The ext2_alloc_block( ) function checks whether the goal refers to one of the preallocated blocks of the file. If so, it allocates the corresponding block and returns its logical block number; otherwise, the function discards all remaining preallocated blocks and invokes ext2_new_block( ).
This latter function searches for a free block inside the Ext2 partition with the following strategy:
1. If the preferred block passed to ext2_alloc_block( ), the goal, is free, and the function allocates the block.
2. If the goal is busy, the function checks whether one of the next 64 blocks after the preferred block is free.
3. If no free block is found in the near vicinity of the preferred block, the function considers all block groups, starting from the one including the goal. For each block group, the function does the following:
a. Looks for a group of at least eight adjacent free blocks.
b. If no such group is found, looks for a single free block.
The search ends as soon as a free block is found. Before terminating, the ext2_new_block( ) function also tries to preallocate up to eight free blocks adjacent to the free block found and sets the i_prealloc_block and i_prealloc_count fields of the disk inode to the proper block location and number of blocks.

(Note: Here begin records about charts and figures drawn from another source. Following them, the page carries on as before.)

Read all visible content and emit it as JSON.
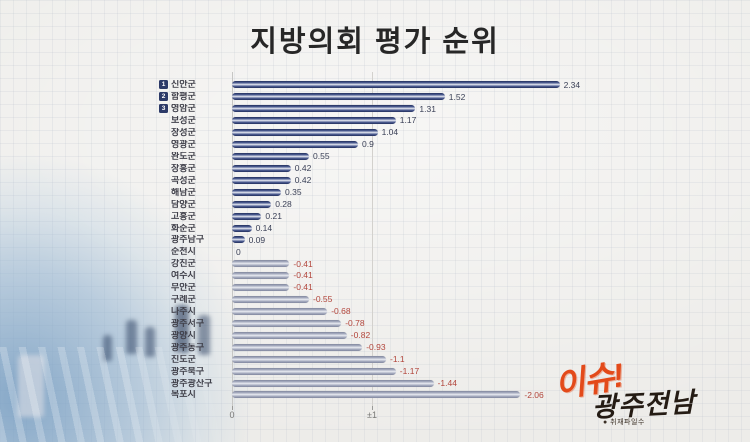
{
  "title": "지방의회 평가 순위",
  "chart_data": {
    "type": "bar",
    "orientation": "horizontal",
    "title": "지방의회 평가 순위",
    "categories": [
      "신안군",
      "함평군",
      "영암군",
      "보성군",
      "장성군",
      "영광군",
      "완도군",
      "장흥군",
      "곡성군",
      "해남군",
      "담양군",
      "고흥군",
      "화순군",
      "광주남구",
      "순천시",
      "강진군",
      "여수시",
      "무안군",
      "구례군",
      "나주시",
      "광주서구",
      "광양시",
      "광주동구",
      "진도군",
      "광주북구",
      "광주광산구",
      "목포시"
    ],
    "values": [
      2.34,
      1.52,
      1.31,
      1.17,
      1.04,
      0.9,
      0.55,
      0.42,
      0.42,
      0.35,
      0.28,
      0.21,
      0.14,
      0.09,
      0,
      -0.41,
      -0.41,
      -0.41,
      -0.55,
      -0.68,
      -0.78,
      -0.82,
      -0.93,
      -1.1,
      -1.17,
      -1.44,
      -2.06
    ],
    "value_labels": [
      "2.34",
      "1.52",
      "1.31",
      "1.17",
      "1.04",
      "0.9",
      "0.55",
      "0.42",
      "0.42",
      "0.35",
      "0.28",
      "0.21",
      "0.14",
      "0.09",
      "0",
      "-0.41",
      "-0.41",
      "-0.41",
      "-0.55",
      "-0.68",
      "-0.78",
      "-0.82",
      "-0.93",
      "-1.1",
      "-1.17",
      "-1.44",
      "-2.06"
    ],
    "ranks": [
      1,
      2,
      3
    ],
    "axis_ticks": [
      "0",
      "±1"
    ],
    "xlim": [
      0,
      2.5
    ],
    "grid": "vertical line at ±1",
    "legend": "none",
    "positive_bar_color": "#2c3a68",
    "negative_bar_color": "#9aa0b6",
    "positive_value_color": "#3b4157",
    "negative_value_color": "#b2453b"
  },
  "logo": {
    "issue": "이슈!",
    "region": "광주전남",
    "tagline": "● 취재파일수",
    "issue_color": "#e34a1a",
    "region_color": "#241b14"
  }
}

When a process deletes a file or truncates it to 0 length, all its data blocks must be reclaimed. This is done by ext2_truncate( ), which receives the address of the file's inode object as its parameter. The function essentially scans the disk inode's i_block array to locate all data blocks and all blocks used for the indirect addressing. These blocks are then released by repeatedly invoking ext2_free_blocks( ).
The ext2_free_blocks( ) function releases a group of one or more adjacent data blocks. Besides its use by ext2_truncate( ), the function is invoked mainly when discarding the preallocated blocks of a file (see the earlier section Section 17.6.5). Its parameters are:
inode
The address of the inode object that describes the file
block
The logical block number of the first block to be released
count
The number of adjacent blocks to be released
The function invokes down( ) on the s_lock superblock's semaphore to get exclusive access to the filesystem's superblock, and then performs the following actions for each block to be released:
1. Gets the block bitmap of the block group, including the block to be released
2. Clears the bit in the block bitmap that corresponds to the block to be released and marks the buffer that contains the bitmap as dirty
3. Increments the bg_free_blocks_count field in the block group descriptor and marks the corresponding buffer as dirty
4. Increments the s_free_blocks_count field of the disk superblock, marks the corresponding buffer as dirty, and sets the s_dirt flag of the superblock object
5. If the filesystem has been mounted with the MS_SYNCHRONOUS flag set, invokes ll_rw_block( ) and waits until the write operation on the bitmap's buffer terminates
Finally, the function invokes up( ) to release the superblock's s_lock semaphore.